Protected birds and bats could be ‘chopped up like mincemeat’ if proposals to build a huge wind farm get the go-ahead, it has been claimed.
Energy supplier Airtricity unveiled £24 million plans to build eight 110-metre turbines in Bagot’s Park, near Abbots Bromley and the Staffordshire Way footpath last year.But wildlife experts have warned it could have a devastating impact on birds, including protected herons and bats that use the conservation area as a flight path.
“These huge turbines have already had a huge impact on bird life in Scotland and it will be no different in Bagot’s Park,” said Bevan Craddock, a founder member of the Staffordshire Wildlife Trust and the county’s branch of the West Midland Bird Club.
“We are primarily concerned about the heronry which is just a few hundred metres from the proposed site. Conservationist Phil Drabble did a lot to protect these birds but it could all be in vain.
“Herons will be crisscrossing the site every day. They won’t learn from their mistakes because they won’t know what hit them.
“If the wind farm goes ahead they will be chopped up like mincemeat.”
The environmental assessment included in the planning application reveals Airtricity is aware of the potential impact on wildlife.
A spokesman for the company said: “Extensive new ecological surveys have been carried out on and around the site following consultations with a number of environmental organisations.
“Every effort has been made to design the layout so that any effects on protected or sensitive species, or their habitats, are minimised.

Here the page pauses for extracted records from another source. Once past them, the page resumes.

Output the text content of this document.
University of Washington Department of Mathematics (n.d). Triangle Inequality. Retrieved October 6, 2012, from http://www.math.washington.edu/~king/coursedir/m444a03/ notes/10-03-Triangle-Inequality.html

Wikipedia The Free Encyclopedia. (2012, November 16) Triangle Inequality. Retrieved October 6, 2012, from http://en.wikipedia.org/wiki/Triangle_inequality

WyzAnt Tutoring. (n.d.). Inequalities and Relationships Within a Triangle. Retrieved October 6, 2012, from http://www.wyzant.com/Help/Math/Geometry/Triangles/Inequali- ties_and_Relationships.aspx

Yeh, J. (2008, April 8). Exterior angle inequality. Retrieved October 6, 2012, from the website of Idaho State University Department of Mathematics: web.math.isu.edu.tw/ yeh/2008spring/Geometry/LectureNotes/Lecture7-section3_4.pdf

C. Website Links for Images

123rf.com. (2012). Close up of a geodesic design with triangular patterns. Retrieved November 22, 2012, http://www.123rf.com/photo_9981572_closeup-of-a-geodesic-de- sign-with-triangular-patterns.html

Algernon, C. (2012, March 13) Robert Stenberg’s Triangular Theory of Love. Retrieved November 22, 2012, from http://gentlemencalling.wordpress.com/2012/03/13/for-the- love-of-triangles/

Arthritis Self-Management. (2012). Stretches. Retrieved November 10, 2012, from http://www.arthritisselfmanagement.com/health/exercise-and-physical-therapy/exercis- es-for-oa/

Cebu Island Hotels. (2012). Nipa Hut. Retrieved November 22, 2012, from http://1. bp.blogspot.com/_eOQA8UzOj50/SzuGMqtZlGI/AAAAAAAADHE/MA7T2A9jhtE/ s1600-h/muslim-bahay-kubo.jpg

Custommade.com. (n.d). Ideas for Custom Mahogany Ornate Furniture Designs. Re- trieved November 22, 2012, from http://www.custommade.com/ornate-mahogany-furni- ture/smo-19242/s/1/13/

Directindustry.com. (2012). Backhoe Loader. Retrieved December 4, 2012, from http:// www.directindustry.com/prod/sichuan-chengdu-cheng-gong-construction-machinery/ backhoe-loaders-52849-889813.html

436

Particular attention has been paid to grey herons and the heronry.”
But keen bird-spotter Mr Craddock does not believe the assessment is comprehensive enough.
“I have been a conservationist for years and have studied the habits of these animals closely,” he said.
“The environmental assessment has followed the guidelines but it is insufficient and doesn’t record accurately what happens.”
And Mr Craddock said the impact would not be limited to herons – endangered nightjars, owls, lapwings, golden plovers, woodcocks and waterfowl from the nearby Blithfield reservoir are just a few of the species that could also be affected.
“Larger birds are particularly susceptible because they can’t manoeuvre as well as their smaller cousins,” he said.
“There are no nightjars in Bagot’s Wood at the moment but there have been in the past and they are due to move back when the trees are felled in a few years – around the same time Airtricity want to put up their big turbines.
“There are only 4,000 breeding pairs left in Britain and everything needs to be done to protect their known habitats.”
Mr Craddock, who is also a member of Staffordshire Bat Group, also believes the turbines could have a devastating impact on those winged mammals.
“We don’t know enough about the behaviour of bats but it is clear that the turbines are killing them too although it’s not clear why since they are supposed to have echo location,” he said.
“People are rushing into wind farms and saying they are the answer to global warning but I for one don’t believe that to be the case. The potential impact on wildlife is frightening.”
In November, planning chiefs at East Staffordshire Borough Council approved a 70-metre-high testing mast at the site and last month plans for a second mast were approved. A full application is currently being considered.